A Literatura Infantil de Graciliano Ramos
O escritor alagoano Graciliano Ramos é reconhecido por uma literatura que
se situa no campo do modernismo, já em sua segunda fase. Junto com outros
escritores como José Lins do Rego, Rachel de Queiroz, Amando Fontes e Jorge
Amado, desenvolveu uma arte de tipo regionalista, descrevendo tipos e pessoas
dos extratos mais baixos da sociedade, sem com isso cair em caricaturas, ou estereótipos
superficiais.
Estes escritores foram, neste sentido, muito além da literatura naturalista
do século XIX que, se por um lado, foram pioneiros em chamar a atenção e dar
protagonismo a personagens oriundos do povo, faziam-no não sem uma certa
superficialidade, chegando a definir as personalidades como que condicionadas
ao meio social, dentro da perspectiva do determinismo, ou como que determinadas
pela raça, sob a influência do darwinismo e o pensamento cientificista típico do
período.
A perspectiva de Graciliano Ramos e dos demais escritores de sua geração
é completamente diferente. Naqueles escritores modernistas, as personagens populares
aparecem com suas contradições humanas, suscitam sentimentos e ações que não se
explicam apenas pela pobreza do meio ou da raça, os seus atos e palavras não se
encerram em lógicas binárias de bem ou mal, certo ou errado, heróis e vilãos.
Talvez apenas Jorge Amado, na primeira fase de sua produção literária,
chegaria mesmo a dar um colorido de heroísmos aos tipos populares, como nos
camponeses dos campos de cacau (“Cacau” – 1933) e nos menores infratores da lei
no seu famoso “Capitães de Areia” de 1937.
No que se refere a Graciliano Ramos, ficaram na memória dos seus leitores
a saga da família retirante de uma seca no sertão nordestino, quando a
bestialização dos seres humanos, que se comunicam com grunhidos e interjeições,
convive com a humanização da natureza, nitidamente da cachorra, ironicamente
designada de Baleia.
A seca e a transitoriedade da vida humana surgem como uma fatalidade,
ainda que a arbitrariedade do soldado amarelo que agride e prende Fabiano
sugira que as coisas não necessariamente deveriam ocorrer da forma como
ocorrem.
Além dos seu “Vidas Secas” (1938), livros como “São Bernardo” (1934) e “Angústia”
(1936) certamente são o que há de melhor em todo a história da literatura em
língua portuguesa.
Menos conhecidos são os trabalhos de literatura infantil do nosso
escritor.
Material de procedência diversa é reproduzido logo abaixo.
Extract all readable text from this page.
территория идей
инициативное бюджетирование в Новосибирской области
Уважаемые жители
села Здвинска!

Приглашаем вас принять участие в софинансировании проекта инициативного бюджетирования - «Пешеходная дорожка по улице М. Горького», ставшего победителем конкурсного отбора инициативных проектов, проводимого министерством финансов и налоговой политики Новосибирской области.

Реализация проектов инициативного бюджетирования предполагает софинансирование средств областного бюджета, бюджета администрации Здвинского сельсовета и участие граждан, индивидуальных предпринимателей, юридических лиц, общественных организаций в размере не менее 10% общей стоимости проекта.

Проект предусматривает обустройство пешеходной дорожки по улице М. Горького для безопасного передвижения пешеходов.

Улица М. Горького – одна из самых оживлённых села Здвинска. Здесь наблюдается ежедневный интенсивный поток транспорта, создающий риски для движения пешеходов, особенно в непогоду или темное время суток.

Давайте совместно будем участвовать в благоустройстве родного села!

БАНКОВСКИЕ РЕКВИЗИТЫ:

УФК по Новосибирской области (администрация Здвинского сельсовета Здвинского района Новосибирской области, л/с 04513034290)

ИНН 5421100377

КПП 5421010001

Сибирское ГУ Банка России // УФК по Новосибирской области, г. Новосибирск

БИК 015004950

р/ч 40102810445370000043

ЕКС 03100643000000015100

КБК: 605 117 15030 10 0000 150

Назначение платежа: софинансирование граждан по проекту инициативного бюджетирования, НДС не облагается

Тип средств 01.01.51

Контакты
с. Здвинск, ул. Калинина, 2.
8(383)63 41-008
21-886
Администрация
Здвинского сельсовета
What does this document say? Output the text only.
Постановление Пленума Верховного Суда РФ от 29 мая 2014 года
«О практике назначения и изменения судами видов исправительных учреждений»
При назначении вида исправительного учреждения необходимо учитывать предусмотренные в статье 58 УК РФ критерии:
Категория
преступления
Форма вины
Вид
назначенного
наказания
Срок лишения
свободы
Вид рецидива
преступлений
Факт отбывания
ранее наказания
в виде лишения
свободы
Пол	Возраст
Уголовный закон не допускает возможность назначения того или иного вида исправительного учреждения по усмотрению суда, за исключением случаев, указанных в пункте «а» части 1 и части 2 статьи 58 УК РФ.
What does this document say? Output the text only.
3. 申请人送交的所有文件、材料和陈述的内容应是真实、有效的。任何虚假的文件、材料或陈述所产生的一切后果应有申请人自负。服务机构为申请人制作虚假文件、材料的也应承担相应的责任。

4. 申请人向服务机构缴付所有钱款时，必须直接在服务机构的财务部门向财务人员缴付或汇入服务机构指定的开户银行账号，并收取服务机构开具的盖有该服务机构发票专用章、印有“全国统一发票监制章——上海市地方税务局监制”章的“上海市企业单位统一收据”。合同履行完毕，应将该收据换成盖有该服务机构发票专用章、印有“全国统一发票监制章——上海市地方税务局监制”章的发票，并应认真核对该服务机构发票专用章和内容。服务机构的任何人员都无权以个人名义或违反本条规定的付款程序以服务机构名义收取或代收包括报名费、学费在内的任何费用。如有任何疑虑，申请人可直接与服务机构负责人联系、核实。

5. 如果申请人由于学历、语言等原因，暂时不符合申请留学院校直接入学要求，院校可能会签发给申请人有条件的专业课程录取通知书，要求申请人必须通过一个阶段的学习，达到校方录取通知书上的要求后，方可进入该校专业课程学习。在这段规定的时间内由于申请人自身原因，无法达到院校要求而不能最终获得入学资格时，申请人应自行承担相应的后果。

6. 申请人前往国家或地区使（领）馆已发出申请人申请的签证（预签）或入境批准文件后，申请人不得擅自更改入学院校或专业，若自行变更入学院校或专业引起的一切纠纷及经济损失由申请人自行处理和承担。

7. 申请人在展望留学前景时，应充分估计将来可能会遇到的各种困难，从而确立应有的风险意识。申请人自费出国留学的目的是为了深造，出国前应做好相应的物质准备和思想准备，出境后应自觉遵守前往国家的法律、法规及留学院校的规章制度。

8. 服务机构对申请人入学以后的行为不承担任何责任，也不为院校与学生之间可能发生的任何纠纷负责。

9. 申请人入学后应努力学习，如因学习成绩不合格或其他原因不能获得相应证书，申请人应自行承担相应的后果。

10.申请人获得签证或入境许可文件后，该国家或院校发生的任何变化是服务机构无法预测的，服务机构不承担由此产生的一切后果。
No caso de “Alexandre e Outros Heróis” (1940) e “A Terra dos Meninos
Pelados” (1937) descobrimos um tipo de literatura diferente dos romances de
adulto supracitados. O realismo da literatura de adulto se confunde com o
fantástico, com o pensamento lúdico da criança.
Alexandre é um típico contador de histórias dos tempos passados. A sua
apresentação é feita logo na introdução:
“No Sertão do Nordeste vivia antigamente um homem cheio de conversas,
meio caçador e meio vaqueiro, alto, magro, já velho, chamado Alexandre. Tinha
um olho torto e falava cuspindo a gente, espumando como um sapo-cururu, mas
isto não impedia que os moradores da redondeza, até pessoas de consideração, fossem
ouvir as histórias fanhosas que ele contava”.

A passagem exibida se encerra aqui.